It’s a new year and Class 15 is back together exploring Hawaii Agriculture. We are on Oahu and our theme for this seminar is Hawaii Agriculture in the context of food distribution, food systems, export, and its intersect with government. Today we visited the state legislature, and since we are in the opening week of this years legislative session, energy was high and everyone was primed to make a difference.
Being my first visit to the Hawaii State Legislature, I’m going to outline my top three lessons learned.
Lesson 1: The passion is there but there are still crucial needs. (a.k.a. money…)
We had the opportunity to meet with Scott Enright, the Chair of the Hawaii Department of Agriculture. We had a very frank yet short conversation with Scott, but it was eye opening. Scott told us that the Department of Agriculture has 0.4% of the state budget and he also told us that in the legislature money is love. Frankly, if you receive money then they love you. So, what do we need to do to? We need to connect, weigh-in and talk with our representatives and senators to educate them on the needs of agriculture so we can see the love (a.k.a. money…) Scott stated, “We don’t have enough Aggies in the legislature.” So basically, get involved! Do your civic duty and try to move that .4% to .8% and drive progress. It will take work, but and if it’s not hard then it’s not worthwhile.
Lesson 2: The state has a huge responsibility with our land and the responsibility that goes with it.
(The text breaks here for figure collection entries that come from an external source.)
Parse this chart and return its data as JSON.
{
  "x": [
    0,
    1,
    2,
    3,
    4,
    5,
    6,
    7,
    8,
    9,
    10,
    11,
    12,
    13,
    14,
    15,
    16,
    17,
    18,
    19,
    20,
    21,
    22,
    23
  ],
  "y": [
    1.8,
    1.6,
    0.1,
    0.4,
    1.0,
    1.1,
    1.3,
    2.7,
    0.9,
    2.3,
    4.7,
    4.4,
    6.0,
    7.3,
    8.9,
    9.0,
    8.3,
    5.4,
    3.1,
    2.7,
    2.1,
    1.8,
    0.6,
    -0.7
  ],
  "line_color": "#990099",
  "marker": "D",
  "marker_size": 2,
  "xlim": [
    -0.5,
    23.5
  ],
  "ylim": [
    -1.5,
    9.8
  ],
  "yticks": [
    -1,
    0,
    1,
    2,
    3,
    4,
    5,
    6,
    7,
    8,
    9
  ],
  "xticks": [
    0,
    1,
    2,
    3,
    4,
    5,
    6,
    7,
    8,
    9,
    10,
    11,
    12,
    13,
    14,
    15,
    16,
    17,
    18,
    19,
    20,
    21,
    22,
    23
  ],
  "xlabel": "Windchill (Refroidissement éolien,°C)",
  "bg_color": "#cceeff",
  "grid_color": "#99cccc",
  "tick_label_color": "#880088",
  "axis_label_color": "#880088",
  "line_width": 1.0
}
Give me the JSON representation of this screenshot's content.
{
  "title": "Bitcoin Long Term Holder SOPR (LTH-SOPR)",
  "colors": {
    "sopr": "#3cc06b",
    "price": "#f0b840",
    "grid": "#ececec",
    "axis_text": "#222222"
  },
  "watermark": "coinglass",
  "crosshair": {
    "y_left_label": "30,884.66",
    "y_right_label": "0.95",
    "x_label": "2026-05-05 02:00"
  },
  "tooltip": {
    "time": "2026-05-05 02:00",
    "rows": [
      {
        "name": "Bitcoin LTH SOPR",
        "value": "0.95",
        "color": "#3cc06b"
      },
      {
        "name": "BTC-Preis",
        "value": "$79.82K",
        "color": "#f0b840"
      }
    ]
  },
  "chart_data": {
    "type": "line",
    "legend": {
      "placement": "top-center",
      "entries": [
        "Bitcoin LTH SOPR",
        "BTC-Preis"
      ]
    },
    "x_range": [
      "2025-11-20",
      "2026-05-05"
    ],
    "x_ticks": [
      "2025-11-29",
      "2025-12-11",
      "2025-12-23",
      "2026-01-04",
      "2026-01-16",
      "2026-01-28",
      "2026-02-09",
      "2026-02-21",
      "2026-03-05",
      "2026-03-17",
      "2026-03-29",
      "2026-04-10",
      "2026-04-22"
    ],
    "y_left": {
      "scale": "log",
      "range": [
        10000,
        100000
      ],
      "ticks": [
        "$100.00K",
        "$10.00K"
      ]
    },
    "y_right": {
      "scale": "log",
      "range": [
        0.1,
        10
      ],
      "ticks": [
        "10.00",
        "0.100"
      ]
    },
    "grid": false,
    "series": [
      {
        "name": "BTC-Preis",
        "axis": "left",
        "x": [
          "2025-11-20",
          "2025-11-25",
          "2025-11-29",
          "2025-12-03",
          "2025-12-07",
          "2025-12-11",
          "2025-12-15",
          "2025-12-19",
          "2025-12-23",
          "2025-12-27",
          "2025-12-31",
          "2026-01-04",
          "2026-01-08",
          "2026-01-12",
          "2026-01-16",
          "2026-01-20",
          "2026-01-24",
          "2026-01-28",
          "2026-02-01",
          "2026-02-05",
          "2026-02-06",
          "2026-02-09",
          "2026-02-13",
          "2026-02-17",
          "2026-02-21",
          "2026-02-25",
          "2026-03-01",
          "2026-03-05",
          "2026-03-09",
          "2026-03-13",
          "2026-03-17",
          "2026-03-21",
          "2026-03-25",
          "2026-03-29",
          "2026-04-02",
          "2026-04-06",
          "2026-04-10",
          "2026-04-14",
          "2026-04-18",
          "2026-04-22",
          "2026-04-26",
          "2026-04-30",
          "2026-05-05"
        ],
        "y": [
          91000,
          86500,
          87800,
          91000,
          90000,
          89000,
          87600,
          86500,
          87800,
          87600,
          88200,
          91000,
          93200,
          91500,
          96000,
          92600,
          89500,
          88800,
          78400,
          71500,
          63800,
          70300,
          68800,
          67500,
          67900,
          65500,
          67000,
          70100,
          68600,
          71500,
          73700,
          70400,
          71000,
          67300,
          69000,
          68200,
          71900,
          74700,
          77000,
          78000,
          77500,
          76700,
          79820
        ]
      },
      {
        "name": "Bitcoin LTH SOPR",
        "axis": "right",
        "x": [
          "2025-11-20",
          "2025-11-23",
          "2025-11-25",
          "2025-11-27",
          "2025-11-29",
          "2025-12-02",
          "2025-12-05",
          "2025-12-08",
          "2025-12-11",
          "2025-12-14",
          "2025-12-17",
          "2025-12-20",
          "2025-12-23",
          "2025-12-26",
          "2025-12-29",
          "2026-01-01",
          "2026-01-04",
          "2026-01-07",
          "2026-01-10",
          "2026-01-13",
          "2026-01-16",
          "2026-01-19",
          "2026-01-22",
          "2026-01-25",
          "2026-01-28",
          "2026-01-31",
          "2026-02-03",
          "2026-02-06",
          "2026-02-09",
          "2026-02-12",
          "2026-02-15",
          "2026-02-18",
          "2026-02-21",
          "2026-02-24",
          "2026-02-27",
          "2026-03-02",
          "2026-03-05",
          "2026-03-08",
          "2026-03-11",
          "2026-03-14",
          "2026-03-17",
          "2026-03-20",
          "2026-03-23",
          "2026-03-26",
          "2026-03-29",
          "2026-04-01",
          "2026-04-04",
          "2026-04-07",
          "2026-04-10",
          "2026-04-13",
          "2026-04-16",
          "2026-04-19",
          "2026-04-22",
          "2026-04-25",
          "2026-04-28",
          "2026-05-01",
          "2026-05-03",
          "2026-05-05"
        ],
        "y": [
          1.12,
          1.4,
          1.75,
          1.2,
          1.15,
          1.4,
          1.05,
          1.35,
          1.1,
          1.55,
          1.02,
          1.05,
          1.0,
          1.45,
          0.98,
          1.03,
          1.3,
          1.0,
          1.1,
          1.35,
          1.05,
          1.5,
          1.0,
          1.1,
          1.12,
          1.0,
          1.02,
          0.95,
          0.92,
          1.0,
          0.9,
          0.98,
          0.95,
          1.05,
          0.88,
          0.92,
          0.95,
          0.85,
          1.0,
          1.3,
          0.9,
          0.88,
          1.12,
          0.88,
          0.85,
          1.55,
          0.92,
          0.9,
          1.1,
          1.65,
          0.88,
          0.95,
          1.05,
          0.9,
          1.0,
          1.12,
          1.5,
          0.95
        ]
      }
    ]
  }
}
We also met with Suzanne Case and Kekoa Kaluhiwa with the Department of Land and Natural Resources (DNLR). The DNLR manages 1.1 million acres of land and 3 miles of ocean, from mauka to makai, literally. With only $150 million dollar budget how do you draw the line between protecting land for conservation for public enjoyment and agriculture. As we’ve seen with the recently with the announced closure of Hawaiian Commercial and Sugar Company and the celebration that came from the public. How does the state allocate and support lands that the public feels that that they know how to best utilize, but ultimately are not realistic? Our meeting with the DLNR was realistic, they are conscious of agriculture and the needs of the community, but where can they help both. Land stewardship is their ultimate goal, whether it’s agriculture or public enjoyment, let’s ensure they have the support and knowledge to make the best decision possible.
Lesson 3: There is NO reason to not be informed and involved.
One our last stop in the morning was at the Public Access Room which is funded by the Legislative Reference Bureau and its purpose is to provide a platform for public knowledge. If you have a focus or bill, the Public Access Room will help you get involved. In true democratic spirit the Public Access Room is the true opportunity to be involved in the legislative process. If you want to make a difference and influence the lawmakers, it’s is the starting point.
Overall, my first day at the Hawaii State Legislature was eye-opening, depressing, and promising all at the same time. If we want to make a change and grow agriculture in the state, then make sure you are properly informed and get involved!